Nuovi elementi sul periodo di latitanza del boss Bernardo Provenzano danno maggiore forza alle battaglia condotta negli ultimi anni dalla famiglia di Attilio Manca, il giovane ma stimatissimo urologo, trovato morto nel suo appartamento di Viterbo il 12 novembre del 2004.
Secondo quanto affermato da un “messaggero” del capo mafia al giornalista Sandro Ruotolo, nel corso della trasmissione Servizio Pubblico, Bernardo Provenzano avrebbe trascorso la parte finale della sua latitanza in un casolare dell’Alto Lazio, vicino al confine con l’Umbria. Sarebbe stato lo stesso Provenzano ad inviarlo per contattare i magistrati e intraprendere la trattativa per la resa, di cui nessuno avrebbe dovuto essere messo al corrente. Una serie di “incontri” che “l’ambasciatore” del boss iniziò con il procuratore nazionale antimafia Vigna e proseguirono con Pietro Grasso che gli subentrò pochi mesi dopo. Sempre secondo quanto dichiarato dal “messaggero” Provenzano avrebbe chiesto ed ottenuto che nessuno fosse messo a parte della sua ‘resa’ e del denaro ha parlato di 2 milioni di euro in un paradiso fiscale, minacciando di rendere pubblica la trattativa qualora fosse trapelata la notizia che si era costituito.
Una vicenda “smentita” dai magistrati coinvolti, che hanno sempre dichiarato di non aver mai ritenuto attendibile il “messaggero”. Resta il fatto che Provenzano verrà arrestato l’11 aprile 2006 in Sicilia, a pochi mesi dalla presunta trattativa.
Tra i misteri che avvolgono la latitanza e la cattura del boss resta la tragica morte di Attilio Manca, che era in servizio nell’ospedale di Viterbo, su cui esistono molte zone grigie. Innanzitutto alcuni elementi che non sembrano lasciare dubbi alla madre Angela e al fratello Gianluca, ospiti della trasmissione di Santoro: nessuno di loro ha visto il corpo di Attilio, hanno atteso due giorni prima di sapere che la causa della morte del loro congiunto era l’overdose (tra l’altro con i fori delle siringhe nel braccio sinistro, che la madre smentisce visto che Attilio era mancino), il giovane ma apprezzatissimo urologo si trovava a Marsiglia proprio nel periodo in cui Provenzano venne operato alla prostata.

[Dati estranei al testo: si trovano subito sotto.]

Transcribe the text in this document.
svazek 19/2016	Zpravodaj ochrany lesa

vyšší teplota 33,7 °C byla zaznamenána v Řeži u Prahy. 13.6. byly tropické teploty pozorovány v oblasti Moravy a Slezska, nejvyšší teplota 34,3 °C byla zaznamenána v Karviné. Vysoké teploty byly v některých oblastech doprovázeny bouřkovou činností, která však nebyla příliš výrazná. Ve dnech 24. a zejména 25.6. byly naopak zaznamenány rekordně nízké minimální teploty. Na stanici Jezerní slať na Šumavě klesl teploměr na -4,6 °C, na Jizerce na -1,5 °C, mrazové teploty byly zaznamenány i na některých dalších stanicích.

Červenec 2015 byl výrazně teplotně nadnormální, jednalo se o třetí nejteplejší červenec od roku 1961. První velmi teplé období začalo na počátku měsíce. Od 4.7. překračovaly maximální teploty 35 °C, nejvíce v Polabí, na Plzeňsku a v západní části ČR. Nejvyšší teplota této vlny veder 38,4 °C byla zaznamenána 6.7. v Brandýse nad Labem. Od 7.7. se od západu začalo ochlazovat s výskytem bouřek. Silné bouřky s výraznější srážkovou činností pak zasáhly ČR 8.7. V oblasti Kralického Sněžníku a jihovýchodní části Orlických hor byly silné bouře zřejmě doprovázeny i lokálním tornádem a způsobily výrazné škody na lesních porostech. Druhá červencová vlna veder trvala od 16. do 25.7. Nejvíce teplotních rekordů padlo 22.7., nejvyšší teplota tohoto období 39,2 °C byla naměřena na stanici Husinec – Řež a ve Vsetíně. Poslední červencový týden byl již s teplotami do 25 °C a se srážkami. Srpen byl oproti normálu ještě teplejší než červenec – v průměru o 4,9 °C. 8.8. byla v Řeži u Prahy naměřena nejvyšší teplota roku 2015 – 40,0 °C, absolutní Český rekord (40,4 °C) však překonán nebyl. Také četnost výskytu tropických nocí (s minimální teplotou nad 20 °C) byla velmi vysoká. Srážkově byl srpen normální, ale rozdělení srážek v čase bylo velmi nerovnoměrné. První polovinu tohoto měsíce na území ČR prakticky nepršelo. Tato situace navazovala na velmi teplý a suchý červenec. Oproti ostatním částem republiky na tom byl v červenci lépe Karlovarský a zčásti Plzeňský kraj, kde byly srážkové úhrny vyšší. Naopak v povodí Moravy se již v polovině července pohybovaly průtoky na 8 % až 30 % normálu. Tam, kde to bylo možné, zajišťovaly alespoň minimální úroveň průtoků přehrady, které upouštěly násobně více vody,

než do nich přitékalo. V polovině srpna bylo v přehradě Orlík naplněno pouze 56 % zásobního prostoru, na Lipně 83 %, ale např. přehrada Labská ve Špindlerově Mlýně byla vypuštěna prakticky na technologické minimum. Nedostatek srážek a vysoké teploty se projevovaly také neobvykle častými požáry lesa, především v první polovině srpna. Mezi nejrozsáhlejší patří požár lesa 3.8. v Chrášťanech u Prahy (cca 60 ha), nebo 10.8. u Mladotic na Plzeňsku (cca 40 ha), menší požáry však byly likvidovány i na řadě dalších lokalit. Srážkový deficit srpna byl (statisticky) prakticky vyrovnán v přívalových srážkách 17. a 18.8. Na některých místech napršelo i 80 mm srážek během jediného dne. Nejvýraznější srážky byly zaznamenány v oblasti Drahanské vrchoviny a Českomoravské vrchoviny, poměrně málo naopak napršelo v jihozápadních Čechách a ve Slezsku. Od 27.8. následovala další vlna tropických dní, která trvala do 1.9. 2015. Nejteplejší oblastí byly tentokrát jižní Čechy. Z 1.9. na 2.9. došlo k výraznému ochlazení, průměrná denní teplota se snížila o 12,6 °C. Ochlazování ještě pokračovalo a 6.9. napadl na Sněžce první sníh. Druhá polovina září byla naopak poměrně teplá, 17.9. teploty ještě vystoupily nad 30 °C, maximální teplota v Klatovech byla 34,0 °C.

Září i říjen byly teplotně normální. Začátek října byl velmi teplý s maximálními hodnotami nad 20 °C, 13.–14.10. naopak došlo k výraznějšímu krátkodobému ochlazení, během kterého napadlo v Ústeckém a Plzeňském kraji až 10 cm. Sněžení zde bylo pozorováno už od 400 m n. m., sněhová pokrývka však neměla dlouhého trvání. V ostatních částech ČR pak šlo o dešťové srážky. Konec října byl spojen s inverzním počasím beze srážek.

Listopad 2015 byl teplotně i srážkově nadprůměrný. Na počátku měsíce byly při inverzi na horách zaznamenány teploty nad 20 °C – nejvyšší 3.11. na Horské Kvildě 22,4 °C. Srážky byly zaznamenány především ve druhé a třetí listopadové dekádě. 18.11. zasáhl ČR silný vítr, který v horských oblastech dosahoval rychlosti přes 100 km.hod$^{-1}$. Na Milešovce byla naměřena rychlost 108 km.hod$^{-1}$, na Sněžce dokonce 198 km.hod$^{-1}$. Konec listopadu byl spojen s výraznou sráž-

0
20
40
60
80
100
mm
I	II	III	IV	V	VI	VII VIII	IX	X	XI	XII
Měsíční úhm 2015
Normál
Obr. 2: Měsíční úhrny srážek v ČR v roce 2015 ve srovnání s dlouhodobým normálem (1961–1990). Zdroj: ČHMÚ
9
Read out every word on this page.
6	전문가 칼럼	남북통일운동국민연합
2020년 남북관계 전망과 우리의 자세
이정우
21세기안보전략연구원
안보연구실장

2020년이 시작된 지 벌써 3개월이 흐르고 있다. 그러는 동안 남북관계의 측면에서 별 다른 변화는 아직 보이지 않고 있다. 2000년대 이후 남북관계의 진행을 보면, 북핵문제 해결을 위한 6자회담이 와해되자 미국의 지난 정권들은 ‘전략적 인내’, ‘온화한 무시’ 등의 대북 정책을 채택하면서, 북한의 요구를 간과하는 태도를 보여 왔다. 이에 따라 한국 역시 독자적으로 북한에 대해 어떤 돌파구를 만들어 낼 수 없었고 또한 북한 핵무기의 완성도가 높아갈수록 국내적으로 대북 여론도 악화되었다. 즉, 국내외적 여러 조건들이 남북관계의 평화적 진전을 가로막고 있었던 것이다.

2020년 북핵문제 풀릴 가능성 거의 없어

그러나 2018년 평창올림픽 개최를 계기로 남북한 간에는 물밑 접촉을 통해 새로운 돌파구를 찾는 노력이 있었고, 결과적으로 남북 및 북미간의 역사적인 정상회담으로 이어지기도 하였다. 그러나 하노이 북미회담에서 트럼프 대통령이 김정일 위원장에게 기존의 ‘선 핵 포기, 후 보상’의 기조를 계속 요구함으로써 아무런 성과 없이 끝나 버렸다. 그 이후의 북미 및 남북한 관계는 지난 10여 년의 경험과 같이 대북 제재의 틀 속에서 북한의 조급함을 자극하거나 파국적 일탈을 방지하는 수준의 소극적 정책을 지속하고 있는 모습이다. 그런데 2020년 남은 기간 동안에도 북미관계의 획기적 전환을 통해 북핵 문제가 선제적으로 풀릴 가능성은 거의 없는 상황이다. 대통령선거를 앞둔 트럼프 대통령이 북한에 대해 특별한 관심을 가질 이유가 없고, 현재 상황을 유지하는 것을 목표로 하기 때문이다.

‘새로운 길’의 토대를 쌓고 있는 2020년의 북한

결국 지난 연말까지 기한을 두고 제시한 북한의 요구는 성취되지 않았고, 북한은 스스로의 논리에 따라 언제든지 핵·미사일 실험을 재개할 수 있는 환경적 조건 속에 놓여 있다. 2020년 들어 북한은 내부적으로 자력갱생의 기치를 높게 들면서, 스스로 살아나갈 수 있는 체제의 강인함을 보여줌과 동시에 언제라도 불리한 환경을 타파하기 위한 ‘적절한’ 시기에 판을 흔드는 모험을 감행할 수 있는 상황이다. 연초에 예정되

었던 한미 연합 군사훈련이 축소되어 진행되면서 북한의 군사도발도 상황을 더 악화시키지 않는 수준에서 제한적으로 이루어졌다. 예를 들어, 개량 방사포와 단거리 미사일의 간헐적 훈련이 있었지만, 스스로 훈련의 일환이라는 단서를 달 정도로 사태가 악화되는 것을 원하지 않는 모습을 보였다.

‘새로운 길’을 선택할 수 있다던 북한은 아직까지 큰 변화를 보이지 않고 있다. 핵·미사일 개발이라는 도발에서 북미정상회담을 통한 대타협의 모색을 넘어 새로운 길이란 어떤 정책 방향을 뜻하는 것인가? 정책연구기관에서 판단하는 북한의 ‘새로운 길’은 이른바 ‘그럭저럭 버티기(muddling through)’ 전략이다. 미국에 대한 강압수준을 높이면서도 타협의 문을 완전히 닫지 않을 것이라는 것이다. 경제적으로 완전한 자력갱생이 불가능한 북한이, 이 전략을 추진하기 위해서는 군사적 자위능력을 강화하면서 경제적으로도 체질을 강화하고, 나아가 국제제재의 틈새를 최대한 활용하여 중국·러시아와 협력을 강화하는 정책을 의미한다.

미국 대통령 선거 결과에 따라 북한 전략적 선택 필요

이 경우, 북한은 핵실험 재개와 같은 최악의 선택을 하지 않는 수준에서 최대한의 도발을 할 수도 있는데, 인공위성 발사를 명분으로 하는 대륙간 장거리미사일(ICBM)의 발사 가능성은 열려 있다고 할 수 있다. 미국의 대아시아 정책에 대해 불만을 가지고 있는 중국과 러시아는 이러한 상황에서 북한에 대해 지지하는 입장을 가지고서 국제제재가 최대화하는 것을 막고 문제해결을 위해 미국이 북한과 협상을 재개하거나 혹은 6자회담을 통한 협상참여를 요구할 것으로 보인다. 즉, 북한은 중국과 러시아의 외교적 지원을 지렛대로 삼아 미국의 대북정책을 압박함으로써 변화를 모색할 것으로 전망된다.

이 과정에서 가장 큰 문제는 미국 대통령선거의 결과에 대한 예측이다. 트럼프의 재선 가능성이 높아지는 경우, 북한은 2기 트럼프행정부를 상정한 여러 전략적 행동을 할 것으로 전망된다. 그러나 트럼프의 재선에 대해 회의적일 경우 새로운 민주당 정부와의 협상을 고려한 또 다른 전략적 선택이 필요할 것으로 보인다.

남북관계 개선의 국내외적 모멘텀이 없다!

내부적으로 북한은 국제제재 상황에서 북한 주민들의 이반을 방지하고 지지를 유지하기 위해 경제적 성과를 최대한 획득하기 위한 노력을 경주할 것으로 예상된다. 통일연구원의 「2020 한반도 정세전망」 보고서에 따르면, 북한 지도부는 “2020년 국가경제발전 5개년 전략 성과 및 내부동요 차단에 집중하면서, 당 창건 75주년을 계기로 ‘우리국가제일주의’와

Secondo la signora Manca, la notizia della latitanza di Provenzano nell’Alto Lazio, vicino a Viterbo, nei mesi successivi all’intervento alla prostata, rafforza i suoi sospetti.
Del resto, un’altra notizia importante si aggiunge alla ricostruzione di una morte inquietante: Gianluca manca, infatti, ha riferito le risultanze delle perizie del RIS sulle siringhe che sarebbero state rinvenute vicino al cadavere, e che dopo otto anni risultano prive di qualsiasi impronta, tantomeno di Attilio.
Attualmente il processo sulla morte di Attilio Manca esiste solo un processo a carico di sei persone, ma solo per il reato di cessione di sostanza stupefacente. La procura della Repubblica di Viterbo, infatti, ha chiesto per tre volte l’archiviazione del caso come “morte per overdose”: una decisione sempre contestata non solo dai familiari che chiedono giustizia, ma anche da una moltitudine di associazioni, giornalisti e cittadini che credono fermamente nel movente mafioso di quello che per molti è un omicidio.